To simplify, phantom shares (also known as shadow stock) are a type of employee incentive plan that gives employees the economic benefits of owning shares such as appreciation in value without actually giving them real shares or ownership.
They are often called “invisible equity” because they provide employees with the same economic benefits that an actual equity holder would enjoy. Under this scheme, no real shares are issued — meaning employees do not receive voting rights or ownership. Instead, the company adopts a system of cash payouts linked to the value of its shares. The company promises to pay the employee an amount equal to the increase in the company’s share price (or a fixed value) over a certain period.
Phantom shares are used for retention and motivation amongst employees without diluting any ownership. Such issues are often tied to performance or tenure. Think of it as a bonus that mirrors stock performance but paid in cash instead of equity.
For example, if the company’s share price goes from ₹100 to ₹150, and you have 1,000 phantom shares, you get ₹50 × 1,000 = ₹50,000 as a cash bonus.
Let us understand the concept of Phantom Shares with this simple analogy. Imagine a popular restaurant. The actual owners (shareholders) own the restaurant—they decide the menu, hire chefs, and share profits. Now, the head chef (employee) is promised: “You won’t own the restaurant, but if its value goes up or it makes big profits, we’ll give you a cash bonus equal to what you would have earned if you owned a small piece.” The chef never gets a seat at the owners’ table — no voting rights, no actual ownership — but still benefits financially from the restaurant’s success.

Advantages and disadvantages of Phantom Shares
Advantages:
1. The Company can offer incentive to retain talent without diluting their ownership or control.
2. Phantom Shares schemes can be tailored to specific performance goals or tenures.
3. Employee can benefit from the Company’s growth despite not owning shares.
Disadvantages:
1. Employees do not get any equity rights (such as voting rights) besides the economic benefit.
2. Income from Phantom Shares are taxed under ordinary income regulations, which may be higher than capital gains tax rates for actual stock.
Provisions regulating Phantom Shares
In India, there are no specific statutes or SEBI regulations for phantom shares:
Phantom stock plans are not governed by SEBI’s Share Based Employee Benefits (SBEB) Regulations, because they are cash-settled and do not involve issuance or dealing in actual securities. They are treated as contractual agreements between the company and the employee. This makes them common for private/unlisted companies where issuing real shares is complex.
SEBI’s SBEB and Sweat Equity Regulations, 2021 apply to ESOPs, RSUs, SARs (equity-settled), but not to phantom stock options, because these are cash-settled SARs. SEBI clarified that phantom stock plans fall outside its purview for listed companies. [1637066501879.pdf]

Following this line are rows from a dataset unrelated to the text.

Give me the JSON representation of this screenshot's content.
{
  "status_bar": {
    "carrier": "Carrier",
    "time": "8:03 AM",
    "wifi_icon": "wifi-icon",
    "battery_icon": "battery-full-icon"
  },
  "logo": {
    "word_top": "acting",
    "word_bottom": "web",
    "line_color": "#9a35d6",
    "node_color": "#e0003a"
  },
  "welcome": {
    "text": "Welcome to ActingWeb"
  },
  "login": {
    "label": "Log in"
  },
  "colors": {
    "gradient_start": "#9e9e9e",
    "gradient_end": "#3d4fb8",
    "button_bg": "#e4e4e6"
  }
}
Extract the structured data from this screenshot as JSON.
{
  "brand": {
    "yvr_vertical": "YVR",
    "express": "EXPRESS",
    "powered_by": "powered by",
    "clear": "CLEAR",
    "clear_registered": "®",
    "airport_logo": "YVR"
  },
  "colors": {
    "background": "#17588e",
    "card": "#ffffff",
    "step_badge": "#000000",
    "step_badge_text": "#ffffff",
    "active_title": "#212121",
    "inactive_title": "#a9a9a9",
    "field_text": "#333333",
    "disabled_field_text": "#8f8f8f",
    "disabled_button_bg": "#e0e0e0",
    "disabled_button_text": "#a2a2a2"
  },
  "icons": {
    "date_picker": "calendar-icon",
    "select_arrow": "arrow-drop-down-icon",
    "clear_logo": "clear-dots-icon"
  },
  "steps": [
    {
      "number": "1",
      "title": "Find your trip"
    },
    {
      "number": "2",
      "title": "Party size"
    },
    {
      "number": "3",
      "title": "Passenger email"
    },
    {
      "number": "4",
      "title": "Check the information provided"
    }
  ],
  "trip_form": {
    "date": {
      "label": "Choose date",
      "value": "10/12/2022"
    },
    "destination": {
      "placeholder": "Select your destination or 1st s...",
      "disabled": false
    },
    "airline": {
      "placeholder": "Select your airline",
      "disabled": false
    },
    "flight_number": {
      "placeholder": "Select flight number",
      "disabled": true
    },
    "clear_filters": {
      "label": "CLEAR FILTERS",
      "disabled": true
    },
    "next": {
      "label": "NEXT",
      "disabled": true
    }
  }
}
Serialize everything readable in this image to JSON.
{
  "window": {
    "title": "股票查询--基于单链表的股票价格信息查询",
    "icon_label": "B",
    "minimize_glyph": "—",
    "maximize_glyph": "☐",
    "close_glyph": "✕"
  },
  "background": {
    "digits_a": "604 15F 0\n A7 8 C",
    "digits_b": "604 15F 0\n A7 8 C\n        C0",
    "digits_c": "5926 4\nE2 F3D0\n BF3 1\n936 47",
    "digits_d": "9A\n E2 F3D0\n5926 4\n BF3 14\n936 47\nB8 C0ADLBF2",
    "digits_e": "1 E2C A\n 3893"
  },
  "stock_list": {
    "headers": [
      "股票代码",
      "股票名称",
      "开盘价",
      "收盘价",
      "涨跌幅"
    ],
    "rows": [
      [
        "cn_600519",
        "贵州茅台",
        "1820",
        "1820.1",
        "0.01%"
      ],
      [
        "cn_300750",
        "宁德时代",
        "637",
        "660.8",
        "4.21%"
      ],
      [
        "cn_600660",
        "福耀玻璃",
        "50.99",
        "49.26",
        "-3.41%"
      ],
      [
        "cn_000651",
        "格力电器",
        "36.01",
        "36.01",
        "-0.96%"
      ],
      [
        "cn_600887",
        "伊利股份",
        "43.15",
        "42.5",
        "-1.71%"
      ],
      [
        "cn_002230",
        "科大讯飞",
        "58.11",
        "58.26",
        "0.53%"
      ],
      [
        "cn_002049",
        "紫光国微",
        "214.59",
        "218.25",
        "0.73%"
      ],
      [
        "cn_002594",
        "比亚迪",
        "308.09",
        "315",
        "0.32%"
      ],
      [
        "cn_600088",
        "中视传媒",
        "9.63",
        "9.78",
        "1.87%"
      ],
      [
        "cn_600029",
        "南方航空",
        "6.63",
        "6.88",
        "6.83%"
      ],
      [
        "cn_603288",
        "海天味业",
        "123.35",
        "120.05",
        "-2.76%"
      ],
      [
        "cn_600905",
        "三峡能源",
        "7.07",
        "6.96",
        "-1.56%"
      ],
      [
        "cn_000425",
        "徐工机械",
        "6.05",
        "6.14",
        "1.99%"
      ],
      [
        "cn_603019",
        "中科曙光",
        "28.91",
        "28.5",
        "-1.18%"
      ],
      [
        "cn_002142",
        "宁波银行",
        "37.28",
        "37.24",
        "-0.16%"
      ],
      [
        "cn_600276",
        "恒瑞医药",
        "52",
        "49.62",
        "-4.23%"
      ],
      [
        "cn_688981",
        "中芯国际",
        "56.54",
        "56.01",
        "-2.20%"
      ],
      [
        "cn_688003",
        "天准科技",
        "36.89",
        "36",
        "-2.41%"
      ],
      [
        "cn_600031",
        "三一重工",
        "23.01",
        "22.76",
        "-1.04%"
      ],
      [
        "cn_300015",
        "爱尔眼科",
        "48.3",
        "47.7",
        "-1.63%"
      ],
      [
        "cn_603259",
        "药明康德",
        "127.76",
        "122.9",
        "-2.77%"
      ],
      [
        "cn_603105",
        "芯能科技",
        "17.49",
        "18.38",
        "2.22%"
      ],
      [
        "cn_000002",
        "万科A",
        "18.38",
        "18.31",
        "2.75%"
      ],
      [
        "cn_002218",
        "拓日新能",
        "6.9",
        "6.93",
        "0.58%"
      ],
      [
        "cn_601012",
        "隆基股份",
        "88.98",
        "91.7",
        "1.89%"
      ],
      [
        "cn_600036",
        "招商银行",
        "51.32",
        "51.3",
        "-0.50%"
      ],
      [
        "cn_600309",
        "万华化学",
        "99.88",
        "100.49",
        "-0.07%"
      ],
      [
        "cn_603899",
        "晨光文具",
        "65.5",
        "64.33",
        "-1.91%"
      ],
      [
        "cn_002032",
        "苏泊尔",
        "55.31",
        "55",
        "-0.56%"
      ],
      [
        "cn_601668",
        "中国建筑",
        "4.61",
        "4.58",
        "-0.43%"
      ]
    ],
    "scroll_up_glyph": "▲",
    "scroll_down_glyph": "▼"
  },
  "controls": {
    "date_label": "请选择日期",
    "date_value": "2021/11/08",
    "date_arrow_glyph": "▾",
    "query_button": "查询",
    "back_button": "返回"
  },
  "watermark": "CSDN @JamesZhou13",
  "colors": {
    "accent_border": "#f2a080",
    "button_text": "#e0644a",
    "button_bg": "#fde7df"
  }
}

There are so provisions regulating phantom shares under Companies Act, 2013:
Since phantom shares do not involve actual share issuance, provisions like Section 62 (issue of shares to employees) do not apply. However, companies must ensure proper board and shareholder approvals if the plan is linked to remuneration policies.
Tax Treatment of phantom shares:
Taxable as salary income at the time of payout (redemption), under the head “Income from Salaries”. The amount received is treated as a perquisite, and companies must deduct TDS. No capital gains tax applies because no actual shares are transferred.
Key Compliance Points while issuing Phantom Shares
Draft a clear contractual agreement specifying:
i. Vesting conditions
ii. Valuation methodology
iii. Payout triggers
Ensure accounting compliance under IND-AS 102 for share-based payments.
For foreign companies granting phantom shares to Indian employees, FEMA compliance may apply if linked to foreign securities.
Phantom Shares vs ESOPs vs SARs:
Feature | Phantom Shares | ESOPs (Employee Stock Option Plans) | SARs (Stock Appreciation Rights) |
Nature | Cash-settled; no actual shares issued | Equity-settled; actual shares allotted | Can be cash-settled or equity-settled |
Ownership Rights | No ownership or voting rights | Ownership after exercise | Depends on settlement type |
Regulation | Contractual; not covered by SEBI SBEB Regulations | Governed by SEBI SBEB Regulations (for listed cos) | SEBI SBEB applies if equity-settled |
Tax Treatment | Taxed as salary at payout; TDS applicable | Taxed as perquisite on exercise; capital gains on sale | Similar to ESOP if equity-settled; salary if cash-settled |
Accounting Standard | IND-AS 102 (Share-based payments) | IND-AS 102 | IND-AS 102 |
Best for | Private/unlisted companies; retention bonuses | Listed companies; long-term wealth creation | Flexible incentive structures |
Complexity | Low (no share issuance) | High (Requires approvals, compliance) | Medium |
Conclusion
In essence, phantom shares offer companies a flexible way to reward and retain talent without diluting ownership or navigating complex regulatory hurdles. By mirroring the financial benefits of equity through cash payouts, they strike a balance between employee motivation and corporate control. For businesses—especially private and unlisted ones—phantom stock plans can be a strategic tool to align employee interests with long-term growth, while keeping governance simple and transparent.